I suppose that is what is the most important element here. Communication is a complicated business. We have to look at two elements in a message, our feelings about the messenger and our feelings and understanding of the message. In cases where we respect the messenger, we can focus our attention on trying to parse a message, which is of vital importance when there are many intended audiences to a given message. Fortunately, I suppose, this is a problem I have to deal with often. Often there are several different people or groups of people that one is writing to, and each of them may be targeted by a different aspect of the message, much of which may not apply to any of the audiences in particular, but which are all part of one coherent message with one generally consistent tone.

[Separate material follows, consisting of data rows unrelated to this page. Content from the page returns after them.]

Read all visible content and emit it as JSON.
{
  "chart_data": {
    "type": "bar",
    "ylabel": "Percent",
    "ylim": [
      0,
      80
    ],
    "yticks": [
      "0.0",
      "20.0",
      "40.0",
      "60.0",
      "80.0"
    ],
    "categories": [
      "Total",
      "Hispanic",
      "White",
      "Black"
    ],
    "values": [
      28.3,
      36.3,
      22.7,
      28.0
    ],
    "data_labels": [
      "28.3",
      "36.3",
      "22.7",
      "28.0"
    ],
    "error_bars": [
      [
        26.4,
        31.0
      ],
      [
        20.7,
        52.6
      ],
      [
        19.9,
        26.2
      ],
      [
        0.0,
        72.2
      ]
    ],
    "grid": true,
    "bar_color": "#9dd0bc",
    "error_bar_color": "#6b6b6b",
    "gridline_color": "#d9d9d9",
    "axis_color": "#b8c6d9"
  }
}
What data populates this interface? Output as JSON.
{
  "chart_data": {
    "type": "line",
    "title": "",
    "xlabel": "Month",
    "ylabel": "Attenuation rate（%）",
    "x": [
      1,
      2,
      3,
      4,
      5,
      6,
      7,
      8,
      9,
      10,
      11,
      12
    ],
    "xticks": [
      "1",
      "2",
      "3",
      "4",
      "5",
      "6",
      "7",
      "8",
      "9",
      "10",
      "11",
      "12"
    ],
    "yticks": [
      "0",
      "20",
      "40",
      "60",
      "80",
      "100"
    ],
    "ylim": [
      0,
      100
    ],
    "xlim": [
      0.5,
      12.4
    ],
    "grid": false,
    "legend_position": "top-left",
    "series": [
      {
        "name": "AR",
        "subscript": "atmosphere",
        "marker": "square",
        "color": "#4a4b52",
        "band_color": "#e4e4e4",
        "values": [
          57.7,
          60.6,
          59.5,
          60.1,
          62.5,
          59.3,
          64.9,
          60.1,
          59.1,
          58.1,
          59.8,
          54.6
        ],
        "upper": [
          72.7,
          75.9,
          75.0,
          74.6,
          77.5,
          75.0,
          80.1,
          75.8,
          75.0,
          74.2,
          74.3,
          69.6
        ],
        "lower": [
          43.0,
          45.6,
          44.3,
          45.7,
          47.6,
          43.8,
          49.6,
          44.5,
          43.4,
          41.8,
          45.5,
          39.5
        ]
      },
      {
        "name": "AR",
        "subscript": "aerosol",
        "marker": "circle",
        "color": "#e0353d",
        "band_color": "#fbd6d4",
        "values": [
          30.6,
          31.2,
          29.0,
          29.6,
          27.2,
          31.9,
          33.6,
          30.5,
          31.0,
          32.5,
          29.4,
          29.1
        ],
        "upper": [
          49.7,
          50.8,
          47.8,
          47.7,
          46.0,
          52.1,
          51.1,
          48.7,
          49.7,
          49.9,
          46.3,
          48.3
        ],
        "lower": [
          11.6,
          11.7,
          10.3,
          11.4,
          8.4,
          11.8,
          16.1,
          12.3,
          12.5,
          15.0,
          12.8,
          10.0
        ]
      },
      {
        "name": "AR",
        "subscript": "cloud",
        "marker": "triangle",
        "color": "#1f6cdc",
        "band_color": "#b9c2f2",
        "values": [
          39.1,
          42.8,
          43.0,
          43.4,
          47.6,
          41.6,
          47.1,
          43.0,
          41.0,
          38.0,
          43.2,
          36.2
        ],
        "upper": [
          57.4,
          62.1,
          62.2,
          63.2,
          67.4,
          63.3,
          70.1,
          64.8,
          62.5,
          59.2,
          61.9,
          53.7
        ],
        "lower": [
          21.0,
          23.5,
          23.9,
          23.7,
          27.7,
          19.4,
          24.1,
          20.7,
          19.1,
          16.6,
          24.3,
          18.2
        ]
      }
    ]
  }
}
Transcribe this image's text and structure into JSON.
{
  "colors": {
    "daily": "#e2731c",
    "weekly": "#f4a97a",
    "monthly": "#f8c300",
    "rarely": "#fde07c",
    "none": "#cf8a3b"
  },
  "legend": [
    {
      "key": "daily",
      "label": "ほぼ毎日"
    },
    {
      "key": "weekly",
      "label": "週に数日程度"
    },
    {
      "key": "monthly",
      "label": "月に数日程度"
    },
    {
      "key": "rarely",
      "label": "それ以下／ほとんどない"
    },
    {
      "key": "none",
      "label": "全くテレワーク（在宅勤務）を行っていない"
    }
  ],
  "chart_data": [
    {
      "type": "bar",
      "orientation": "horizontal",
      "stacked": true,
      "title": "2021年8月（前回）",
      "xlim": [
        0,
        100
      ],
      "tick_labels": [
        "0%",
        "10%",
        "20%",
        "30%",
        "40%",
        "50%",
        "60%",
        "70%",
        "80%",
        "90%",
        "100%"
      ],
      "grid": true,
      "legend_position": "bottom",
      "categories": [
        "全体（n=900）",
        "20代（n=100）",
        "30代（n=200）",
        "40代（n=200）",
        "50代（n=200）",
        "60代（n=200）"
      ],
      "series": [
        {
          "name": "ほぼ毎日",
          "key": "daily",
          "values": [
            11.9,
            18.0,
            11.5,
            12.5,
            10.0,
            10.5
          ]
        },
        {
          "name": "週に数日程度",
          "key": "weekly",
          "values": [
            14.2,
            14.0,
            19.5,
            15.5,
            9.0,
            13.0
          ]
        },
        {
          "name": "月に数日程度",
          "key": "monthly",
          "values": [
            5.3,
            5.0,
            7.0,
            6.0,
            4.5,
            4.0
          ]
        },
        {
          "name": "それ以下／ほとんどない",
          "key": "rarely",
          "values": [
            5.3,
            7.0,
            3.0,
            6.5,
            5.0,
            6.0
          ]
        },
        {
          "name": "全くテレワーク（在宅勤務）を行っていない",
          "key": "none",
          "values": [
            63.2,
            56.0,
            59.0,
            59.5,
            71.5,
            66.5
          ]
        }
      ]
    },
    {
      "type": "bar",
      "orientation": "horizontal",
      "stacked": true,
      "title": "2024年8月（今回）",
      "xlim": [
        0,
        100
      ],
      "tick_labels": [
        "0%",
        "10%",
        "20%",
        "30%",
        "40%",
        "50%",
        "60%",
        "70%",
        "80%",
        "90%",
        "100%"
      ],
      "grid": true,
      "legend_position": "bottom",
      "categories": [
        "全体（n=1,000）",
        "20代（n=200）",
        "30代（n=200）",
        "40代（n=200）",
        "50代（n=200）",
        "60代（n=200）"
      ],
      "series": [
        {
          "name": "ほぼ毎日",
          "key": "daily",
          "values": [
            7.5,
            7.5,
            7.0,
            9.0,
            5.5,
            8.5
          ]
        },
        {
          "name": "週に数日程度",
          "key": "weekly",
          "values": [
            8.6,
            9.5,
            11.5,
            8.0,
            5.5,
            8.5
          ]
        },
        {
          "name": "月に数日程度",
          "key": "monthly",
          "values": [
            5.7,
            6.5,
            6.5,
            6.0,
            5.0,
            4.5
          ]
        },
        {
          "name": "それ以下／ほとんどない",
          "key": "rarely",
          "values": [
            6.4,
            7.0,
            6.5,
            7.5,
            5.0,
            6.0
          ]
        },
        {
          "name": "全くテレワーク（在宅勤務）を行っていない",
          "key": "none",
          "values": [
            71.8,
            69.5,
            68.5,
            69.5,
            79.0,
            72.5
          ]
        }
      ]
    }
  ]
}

To do this task well requires a great deal of maturity. In communication there is always a delicate balance between being true to one’s own thoughts and feelings and being thoughtful and respectful of others. I struggle with this balance often, setting appropriate boundaries for others and respecting the boundaries of others, seeking to avoid causing or taking unnecessary offense. When I see others engaged in the same struggle, especially when I know that they too find these matters to be equally as difficult, I tend to feel greatly sympathetic. After all, I know what it is like to be on the other side of the issue, and on all sides of communication interetation is a challenging issue. We can all read words and actions out of context, presume what we want to believe, and run with it. To be committed to respectful and honorable and open conversation is a challenge, but one that is worth it, because it allows words and actions over time to set a proper context. In the meantime, let us all do our part to respect the open communications of others and to listen carefully to the message, no matter how uncomfortable it may be personally. After all, that is what I expect of others, and sometimes one has to take a dose of one’s own medicine.